In 2011, she moved to the Netherlands to start her PhD program at University of
Groningen at department of Pharmacoepidemiology and Pharmacoeconomics; her
promotor was Prof. dr. M.J. Postma and copromotors were Dr. P. Pechlivanoglou and
Dr. H.H. Le. Her research topics ranged from exploring the possible solutions to the
methodological challenges in simulating and synthesizing pharmacoeconomic
evidence in cardiovascular disease prevention to deriving pharmacoeconomic
evidence on the use of oral anticoagulants of direct societal relevance in the Dutch
setting.
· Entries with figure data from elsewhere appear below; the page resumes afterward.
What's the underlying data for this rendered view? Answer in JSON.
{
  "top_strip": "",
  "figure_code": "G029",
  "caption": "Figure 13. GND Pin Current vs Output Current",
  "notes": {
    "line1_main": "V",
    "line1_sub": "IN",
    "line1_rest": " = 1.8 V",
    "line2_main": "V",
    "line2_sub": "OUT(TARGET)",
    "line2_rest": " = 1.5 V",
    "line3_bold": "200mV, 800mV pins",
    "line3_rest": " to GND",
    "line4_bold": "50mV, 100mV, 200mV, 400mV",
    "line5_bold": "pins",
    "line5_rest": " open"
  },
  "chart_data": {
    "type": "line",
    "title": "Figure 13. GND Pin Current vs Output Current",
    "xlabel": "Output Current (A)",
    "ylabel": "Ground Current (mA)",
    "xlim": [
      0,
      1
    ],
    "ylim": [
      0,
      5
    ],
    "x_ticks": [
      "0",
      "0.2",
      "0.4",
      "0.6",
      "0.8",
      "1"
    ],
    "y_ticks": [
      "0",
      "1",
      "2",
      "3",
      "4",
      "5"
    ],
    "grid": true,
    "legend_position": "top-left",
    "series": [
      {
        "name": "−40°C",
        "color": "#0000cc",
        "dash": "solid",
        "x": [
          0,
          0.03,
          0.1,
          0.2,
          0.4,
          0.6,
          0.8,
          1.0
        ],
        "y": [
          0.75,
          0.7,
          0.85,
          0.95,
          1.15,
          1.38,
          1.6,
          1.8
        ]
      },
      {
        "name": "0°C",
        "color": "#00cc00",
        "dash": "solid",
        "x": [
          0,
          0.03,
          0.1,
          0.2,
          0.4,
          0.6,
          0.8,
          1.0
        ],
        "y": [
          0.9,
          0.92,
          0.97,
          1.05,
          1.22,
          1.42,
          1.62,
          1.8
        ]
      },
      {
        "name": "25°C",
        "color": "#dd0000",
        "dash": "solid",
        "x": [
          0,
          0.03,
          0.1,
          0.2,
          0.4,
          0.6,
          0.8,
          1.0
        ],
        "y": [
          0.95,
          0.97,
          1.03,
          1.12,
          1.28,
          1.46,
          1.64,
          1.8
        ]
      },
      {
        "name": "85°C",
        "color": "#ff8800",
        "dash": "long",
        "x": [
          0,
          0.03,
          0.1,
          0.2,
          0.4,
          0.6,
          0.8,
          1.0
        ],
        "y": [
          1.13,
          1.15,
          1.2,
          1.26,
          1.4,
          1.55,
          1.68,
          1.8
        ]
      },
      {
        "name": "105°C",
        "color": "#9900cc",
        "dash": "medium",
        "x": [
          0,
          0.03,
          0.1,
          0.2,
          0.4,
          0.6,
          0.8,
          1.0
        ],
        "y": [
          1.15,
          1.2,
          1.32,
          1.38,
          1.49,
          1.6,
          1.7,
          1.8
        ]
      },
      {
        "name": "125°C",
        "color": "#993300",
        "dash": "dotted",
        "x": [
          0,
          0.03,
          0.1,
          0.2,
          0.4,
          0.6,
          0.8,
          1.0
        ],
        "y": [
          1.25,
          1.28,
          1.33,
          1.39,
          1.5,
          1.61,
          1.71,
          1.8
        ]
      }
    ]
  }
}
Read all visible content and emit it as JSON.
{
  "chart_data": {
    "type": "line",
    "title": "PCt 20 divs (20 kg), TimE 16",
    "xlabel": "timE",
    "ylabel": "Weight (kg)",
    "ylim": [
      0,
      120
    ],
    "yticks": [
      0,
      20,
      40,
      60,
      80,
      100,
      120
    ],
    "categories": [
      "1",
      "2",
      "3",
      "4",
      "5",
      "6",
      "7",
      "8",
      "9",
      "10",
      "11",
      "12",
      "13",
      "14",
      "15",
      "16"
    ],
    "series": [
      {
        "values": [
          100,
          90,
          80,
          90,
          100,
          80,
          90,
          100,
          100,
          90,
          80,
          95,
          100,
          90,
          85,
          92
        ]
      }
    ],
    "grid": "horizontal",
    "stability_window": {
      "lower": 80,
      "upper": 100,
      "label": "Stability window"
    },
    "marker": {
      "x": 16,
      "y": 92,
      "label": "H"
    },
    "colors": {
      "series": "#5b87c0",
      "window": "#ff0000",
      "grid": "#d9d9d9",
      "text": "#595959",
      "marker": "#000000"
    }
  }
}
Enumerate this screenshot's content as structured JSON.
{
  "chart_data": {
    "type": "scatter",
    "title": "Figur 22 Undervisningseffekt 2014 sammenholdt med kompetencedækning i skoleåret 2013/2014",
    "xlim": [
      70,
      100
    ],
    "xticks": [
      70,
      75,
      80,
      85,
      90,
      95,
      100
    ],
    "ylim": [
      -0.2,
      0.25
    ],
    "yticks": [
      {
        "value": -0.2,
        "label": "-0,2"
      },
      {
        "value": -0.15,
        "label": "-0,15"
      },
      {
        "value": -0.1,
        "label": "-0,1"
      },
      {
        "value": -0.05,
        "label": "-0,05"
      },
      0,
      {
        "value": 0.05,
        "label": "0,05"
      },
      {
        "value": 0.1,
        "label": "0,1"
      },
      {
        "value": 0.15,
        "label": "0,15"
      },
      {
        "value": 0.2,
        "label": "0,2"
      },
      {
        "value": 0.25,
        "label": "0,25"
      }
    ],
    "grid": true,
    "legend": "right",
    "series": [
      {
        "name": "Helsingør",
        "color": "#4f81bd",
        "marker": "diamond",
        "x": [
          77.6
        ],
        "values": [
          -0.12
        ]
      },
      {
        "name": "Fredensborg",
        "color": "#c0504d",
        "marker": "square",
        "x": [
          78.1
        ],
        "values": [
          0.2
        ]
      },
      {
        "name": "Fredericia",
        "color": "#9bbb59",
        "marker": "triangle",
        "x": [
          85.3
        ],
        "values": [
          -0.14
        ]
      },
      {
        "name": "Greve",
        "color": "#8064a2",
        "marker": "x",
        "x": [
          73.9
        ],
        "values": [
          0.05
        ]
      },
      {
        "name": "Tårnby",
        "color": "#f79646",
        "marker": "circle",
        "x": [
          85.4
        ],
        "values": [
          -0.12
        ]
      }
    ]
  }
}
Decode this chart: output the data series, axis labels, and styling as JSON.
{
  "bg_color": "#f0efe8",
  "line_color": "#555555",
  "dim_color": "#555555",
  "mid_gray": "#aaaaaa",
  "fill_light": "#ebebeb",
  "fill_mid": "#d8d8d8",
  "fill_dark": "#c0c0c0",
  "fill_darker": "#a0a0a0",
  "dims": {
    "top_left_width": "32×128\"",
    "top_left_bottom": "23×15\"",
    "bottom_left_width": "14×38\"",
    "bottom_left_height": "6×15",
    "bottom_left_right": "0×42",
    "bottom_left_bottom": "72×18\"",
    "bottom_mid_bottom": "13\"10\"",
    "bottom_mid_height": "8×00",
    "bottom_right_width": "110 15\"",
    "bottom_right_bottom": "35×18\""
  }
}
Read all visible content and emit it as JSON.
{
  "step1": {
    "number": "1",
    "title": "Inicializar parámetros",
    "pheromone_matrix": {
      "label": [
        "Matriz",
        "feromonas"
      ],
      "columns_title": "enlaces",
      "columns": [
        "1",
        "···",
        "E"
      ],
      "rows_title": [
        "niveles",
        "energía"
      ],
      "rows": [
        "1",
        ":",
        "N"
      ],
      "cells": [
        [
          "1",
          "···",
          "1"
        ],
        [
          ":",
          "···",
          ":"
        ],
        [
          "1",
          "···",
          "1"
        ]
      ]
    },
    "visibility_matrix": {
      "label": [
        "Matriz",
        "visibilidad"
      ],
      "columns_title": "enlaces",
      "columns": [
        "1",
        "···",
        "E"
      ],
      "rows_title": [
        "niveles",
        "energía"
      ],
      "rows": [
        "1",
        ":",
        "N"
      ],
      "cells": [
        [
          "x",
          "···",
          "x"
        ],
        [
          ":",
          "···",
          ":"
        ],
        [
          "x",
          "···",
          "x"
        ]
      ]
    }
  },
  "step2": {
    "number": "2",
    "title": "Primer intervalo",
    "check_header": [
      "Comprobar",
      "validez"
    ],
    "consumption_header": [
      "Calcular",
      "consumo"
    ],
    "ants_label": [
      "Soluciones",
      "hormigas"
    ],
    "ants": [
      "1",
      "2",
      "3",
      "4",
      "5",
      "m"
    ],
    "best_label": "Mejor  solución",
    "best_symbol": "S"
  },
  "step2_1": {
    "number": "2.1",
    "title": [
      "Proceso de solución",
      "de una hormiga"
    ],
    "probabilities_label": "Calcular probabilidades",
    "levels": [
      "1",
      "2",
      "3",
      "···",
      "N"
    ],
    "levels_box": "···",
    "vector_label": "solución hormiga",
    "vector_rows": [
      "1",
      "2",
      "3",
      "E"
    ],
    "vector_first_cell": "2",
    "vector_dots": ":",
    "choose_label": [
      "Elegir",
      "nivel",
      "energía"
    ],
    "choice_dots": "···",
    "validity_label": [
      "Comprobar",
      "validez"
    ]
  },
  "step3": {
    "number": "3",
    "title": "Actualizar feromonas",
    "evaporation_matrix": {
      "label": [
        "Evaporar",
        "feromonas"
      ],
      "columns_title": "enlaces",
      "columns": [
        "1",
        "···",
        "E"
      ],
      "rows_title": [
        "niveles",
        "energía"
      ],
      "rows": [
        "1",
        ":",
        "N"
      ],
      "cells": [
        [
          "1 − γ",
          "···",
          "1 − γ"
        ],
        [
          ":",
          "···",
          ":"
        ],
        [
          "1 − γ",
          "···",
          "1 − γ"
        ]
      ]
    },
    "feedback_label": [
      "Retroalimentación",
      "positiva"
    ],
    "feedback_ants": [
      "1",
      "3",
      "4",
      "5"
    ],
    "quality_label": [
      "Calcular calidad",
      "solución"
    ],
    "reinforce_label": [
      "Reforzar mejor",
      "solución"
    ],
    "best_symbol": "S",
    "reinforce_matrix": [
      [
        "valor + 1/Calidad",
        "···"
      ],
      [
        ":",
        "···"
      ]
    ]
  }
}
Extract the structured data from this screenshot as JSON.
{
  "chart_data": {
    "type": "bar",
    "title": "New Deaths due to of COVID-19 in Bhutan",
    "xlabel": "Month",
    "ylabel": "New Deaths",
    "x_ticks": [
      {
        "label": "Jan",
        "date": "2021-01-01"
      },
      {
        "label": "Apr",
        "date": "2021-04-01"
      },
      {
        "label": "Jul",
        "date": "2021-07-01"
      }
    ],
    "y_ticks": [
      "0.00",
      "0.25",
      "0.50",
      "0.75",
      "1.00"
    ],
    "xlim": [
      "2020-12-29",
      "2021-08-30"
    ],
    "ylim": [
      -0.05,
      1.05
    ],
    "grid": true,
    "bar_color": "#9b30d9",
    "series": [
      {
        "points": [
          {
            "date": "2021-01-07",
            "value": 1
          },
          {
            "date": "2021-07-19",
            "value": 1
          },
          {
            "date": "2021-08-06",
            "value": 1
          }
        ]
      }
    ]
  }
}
The projected date of obtaining her PhD degree is December 22nd, 2015.
During her PhD research, Jelena authored and co-authored several scientific
publications and gave podium and poster presentations at internationally renowned
congresses, including the International Society for Pharmacoeconomics and
Outcomes Research (ISPOR) and Medical Decision Making congress. From March to
September 2015 Jelena worked as a research associate at KU Leuven and ERASMUS
MC on a project exploring budget impact of introducing infliximab biosimilar in the
EU5.
Since mid-September 2015, Jelena is employed by Bristol-Myers Squibb as an
Associate Pricing & Reimbursement manager.